|Project by Jonathan||posted 07-27-2010 04:18 PM||1815 views||3 times favorited||7 comments|
I have been blogging about making items for a fundraising event that will take place in a couple of days, this Thursday, July 29th. It is a fundraising event for my wife, as she will be participating in the Susan G. Komen 3-Day Walk for the Cure in the middle of November in San Diego.
If you’re interested, the blog about these items starts here:
There will be a drawing held at the fundraiser, and this is the first item I’ve completed for the drawing. I’m still working on the others.
This cutting board/serving board/serving tray (whatever you want to call it) is made of cherry, walnut, and curly maple. I always try to hand-select the pieces of wood and cut out what I feel will be the best grain, color, etc. for the project. Here I cut out this section of curly maple, as I liked the extra shimmer of this part of the board, as well as the flow of the grain. I tried to keep the walnut as strictly a contrasting color, rather than choosing any wild or wavy grain. And the cherry, I chose for it’s grain orientation (I especially like the edge grain).
I also made this useable on both sides, not attaching any feet, and keeping my brand down in a corner. That way, they can cut on one side and serve on the other if they want to (and I’ll make that suggestion so they don’t chop up both sides of the board). I put the brand on the less attractive side (cutting board side), leaving the other side as the presentation side.
-Wood: All of the stock was 4/4 to start with, with the cherry and walnut being 13/16” and the curly maple 15/16”
-Overall Length: 15-3/4”
-Overall Width: 12-3/16”
-Final Thickness: 25/32”
-Cherry Width: 1-7/16” (times 2-pieces)
-Walnut Width: 2-1/8” (times 2-pieces)
-Curly Maple Width: 5”
-Freehand routed 45-degree chamfer on bottom edge
-Freehand routed 1/4-roundover on top edge, with a slightly tapered lip
-Titebond III with plenty of clamps
-Beltsander (small Porter Cable)
-Drum Sander (a new acquisition, and something I would not part with!)
-Random Orbital Sander
-Hand sanded through 120-150-220-grit
-Router (handheld… no table yet)
-My new personal brand
-Shop vacuum and mineral spirits to remove sawdust before finishing
-A dozen or so coats of mineral oil over the course of a week
-George’s Club House Wax (a mix of mineral oil and beeswax) for the top coat
New skills, tools, etc. used on this project:
-The personal brand. I think this is going to take a little getting used to. You have to make sure you hold it on long enough because it’s impossible to set it back down for a second try in the exact same spot. However, mine seems to be a touch higher where my name is at? Either that, or I’m consistently putting too much motion/pressure back towards me when setting it down and slowly rocking it around? I’d rather go a touch too deep on this, than too light, as you can always handsand around the brand to virtually eliminate any brown heat marks, but you can’t go back and reapply (not realistically, at least).

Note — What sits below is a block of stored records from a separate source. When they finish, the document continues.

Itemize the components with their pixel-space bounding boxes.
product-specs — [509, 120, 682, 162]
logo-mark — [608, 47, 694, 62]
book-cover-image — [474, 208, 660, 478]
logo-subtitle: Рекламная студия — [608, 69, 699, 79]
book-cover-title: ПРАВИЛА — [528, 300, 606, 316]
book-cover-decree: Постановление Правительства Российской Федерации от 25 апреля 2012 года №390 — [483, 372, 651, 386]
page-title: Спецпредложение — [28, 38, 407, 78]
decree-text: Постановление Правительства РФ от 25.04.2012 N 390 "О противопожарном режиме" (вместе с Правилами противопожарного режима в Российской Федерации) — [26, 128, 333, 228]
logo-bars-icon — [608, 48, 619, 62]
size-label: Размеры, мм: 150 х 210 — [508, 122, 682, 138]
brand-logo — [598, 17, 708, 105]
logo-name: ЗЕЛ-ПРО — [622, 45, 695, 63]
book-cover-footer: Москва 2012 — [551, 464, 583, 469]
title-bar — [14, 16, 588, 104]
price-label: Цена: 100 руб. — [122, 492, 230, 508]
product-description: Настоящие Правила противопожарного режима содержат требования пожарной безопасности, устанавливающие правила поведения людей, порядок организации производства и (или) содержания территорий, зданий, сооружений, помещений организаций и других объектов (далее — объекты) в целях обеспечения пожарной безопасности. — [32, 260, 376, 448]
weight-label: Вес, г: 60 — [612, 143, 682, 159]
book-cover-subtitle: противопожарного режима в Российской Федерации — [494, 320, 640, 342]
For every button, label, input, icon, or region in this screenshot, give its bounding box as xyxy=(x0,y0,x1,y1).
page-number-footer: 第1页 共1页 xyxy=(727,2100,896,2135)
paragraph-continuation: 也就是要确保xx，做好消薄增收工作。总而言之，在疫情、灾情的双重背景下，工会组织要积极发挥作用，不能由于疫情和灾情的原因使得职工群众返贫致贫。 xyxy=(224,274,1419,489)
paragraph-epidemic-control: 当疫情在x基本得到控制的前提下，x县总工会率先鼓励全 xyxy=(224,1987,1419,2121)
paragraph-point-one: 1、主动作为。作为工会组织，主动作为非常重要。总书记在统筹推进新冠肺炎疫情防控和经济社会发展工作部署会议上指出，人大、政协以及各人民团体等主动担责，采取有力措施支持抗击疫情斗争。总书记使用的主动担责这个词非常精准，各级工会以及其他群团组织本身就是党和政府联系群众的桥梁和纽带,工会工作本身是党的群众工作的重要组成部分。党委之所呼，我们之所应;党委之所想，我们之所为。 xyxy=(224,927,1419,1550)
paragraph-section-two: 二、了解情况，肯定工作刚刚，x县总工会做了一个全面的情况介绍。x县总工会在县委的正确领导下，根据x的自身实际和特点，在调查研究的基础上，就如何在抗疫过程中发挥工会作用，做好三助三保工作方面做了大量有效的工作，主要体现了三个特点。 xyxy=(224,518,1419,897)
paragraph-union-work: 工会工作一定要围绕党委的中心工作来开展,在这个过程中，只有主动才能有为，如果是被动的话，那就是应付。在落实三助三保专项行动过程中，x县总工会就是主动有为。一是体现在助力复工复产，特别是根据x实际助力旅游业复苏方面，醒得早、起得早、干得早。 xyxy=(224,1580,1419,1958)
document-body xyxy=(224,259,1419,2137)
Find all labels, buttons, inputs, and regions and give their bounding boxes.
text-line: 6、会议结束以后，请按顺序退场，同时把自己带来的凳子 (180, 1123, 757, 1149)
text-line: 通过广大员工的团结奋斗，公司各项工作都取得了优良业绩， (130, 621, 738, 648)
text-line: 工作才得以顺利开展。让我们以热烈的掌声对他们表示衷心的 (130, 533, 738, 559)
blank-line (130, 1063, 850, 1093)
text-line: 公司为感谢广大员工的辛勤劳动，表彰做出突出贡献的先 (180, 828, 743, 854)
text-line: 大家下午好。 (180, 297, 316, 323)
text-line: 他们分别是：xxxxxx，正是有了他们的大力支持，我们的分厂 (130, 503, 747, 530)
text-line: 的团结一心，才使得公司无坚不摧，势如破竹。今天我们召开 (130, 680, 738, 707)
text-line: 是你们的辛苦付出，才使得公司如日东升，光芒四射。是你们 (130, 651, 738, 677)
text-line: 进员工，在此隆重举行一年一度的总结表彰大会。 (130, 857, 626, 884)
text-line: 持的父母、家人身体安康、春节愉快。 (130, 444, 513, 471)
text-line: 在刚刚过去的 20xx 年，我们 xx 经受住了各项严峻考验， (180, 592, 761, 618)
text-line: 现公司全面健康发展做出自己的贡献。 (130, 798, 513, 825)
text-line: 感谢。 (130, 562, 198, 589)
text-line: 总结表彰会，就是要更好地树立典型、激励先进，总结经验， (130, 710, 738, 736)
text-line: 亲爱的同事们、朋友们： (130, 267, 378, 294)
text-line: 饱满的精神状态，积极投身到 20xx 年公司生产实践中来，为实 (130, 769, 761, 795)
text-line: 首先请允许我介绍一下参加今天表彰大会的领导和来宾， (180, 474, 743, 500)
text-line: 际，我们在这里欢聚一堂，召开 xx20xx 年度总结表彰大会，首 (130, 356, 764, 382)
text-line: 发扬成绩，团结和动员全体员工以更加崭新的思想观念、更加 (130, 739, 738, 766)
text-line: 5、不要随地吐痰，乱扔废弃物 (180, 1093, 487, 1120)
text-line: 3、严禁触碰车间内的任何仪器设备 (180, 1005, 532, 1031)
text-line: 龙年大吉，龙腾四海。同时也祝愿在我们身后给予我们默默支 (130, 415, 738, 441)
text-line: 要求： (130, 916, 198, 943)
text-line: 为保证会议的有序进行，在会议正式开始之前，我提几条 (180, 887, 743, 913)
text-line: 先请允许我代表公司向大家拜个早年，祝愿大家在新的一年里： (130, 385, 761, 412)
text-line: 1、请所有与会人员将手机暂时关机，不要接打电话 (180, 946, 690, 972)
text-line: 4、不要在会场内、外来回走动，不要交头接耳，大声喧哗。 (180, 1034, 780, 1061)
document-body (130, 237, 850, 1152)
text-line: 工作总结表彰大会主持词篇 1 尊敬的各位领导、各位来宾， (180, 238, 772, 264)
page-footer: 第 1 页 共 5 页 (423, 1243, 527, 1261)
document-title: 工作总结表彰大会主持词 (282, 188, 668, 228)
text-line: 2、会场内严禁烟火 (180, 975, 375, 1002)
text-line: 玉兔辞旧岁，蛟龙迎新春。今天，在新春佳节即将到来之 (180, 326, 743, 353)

-Drum Sander. Wow, these things are amazing! Once you figure out the infeed and outfeed snipe issues, they are a pleasure to use. I would get rid of plenty of other things before I’d get rid of this! I fed this board through on a few passes and it was fantastic. I ran several things through at once during the first day I had it because I just couldn’t let it sit there!
-George’s Club House Wax. This is a mineral oil and beeswax combo that is more wax than oil, as it is in a solid form. Seems to work fine and smells good enough to eat, although I don’t think that’s a good idea. ;-)
Things I’d do differently:
-I did not put any grips/handles on the side as I thought the wood was probably not thick enough for this. If all of the stock would’ve been 15/16”, I think it would’ve been fine. There is the slight chamfer, but not enough to really slide your fingers underneath the board.
-The board would’ve been 16” long, which was the intent, but I was attempting to thickness plane the curly maple down a bit on the tablesaw (raise blade up, stand board on edge, feed board through tablesaw very carefully) before the glue-up and moved the stock a touch at the very beginning of the pass, putting a gouge in the maple. I had to cut the board a touch shorter to eliminate that mistake. Now that I have the drum sander though, this will be a thing of the past.
-I don’t care for the couple of mineral streaks in the curly maple, and feel it detracts from this particular piece. Next time, I’d either cut the board slightly narrower, or use a different piece of stock.
I will probably post back on here after the fundraiser is over.
I’m very proud of my wife for taking on this challenge and want to help her in any way I can, be it fundraising, training, moral support, you name it!
-- Jonathan, Denver, CO "Constructive criticism is welcome and valued as it gives me new perspectives and helps me to advance as a woodworker."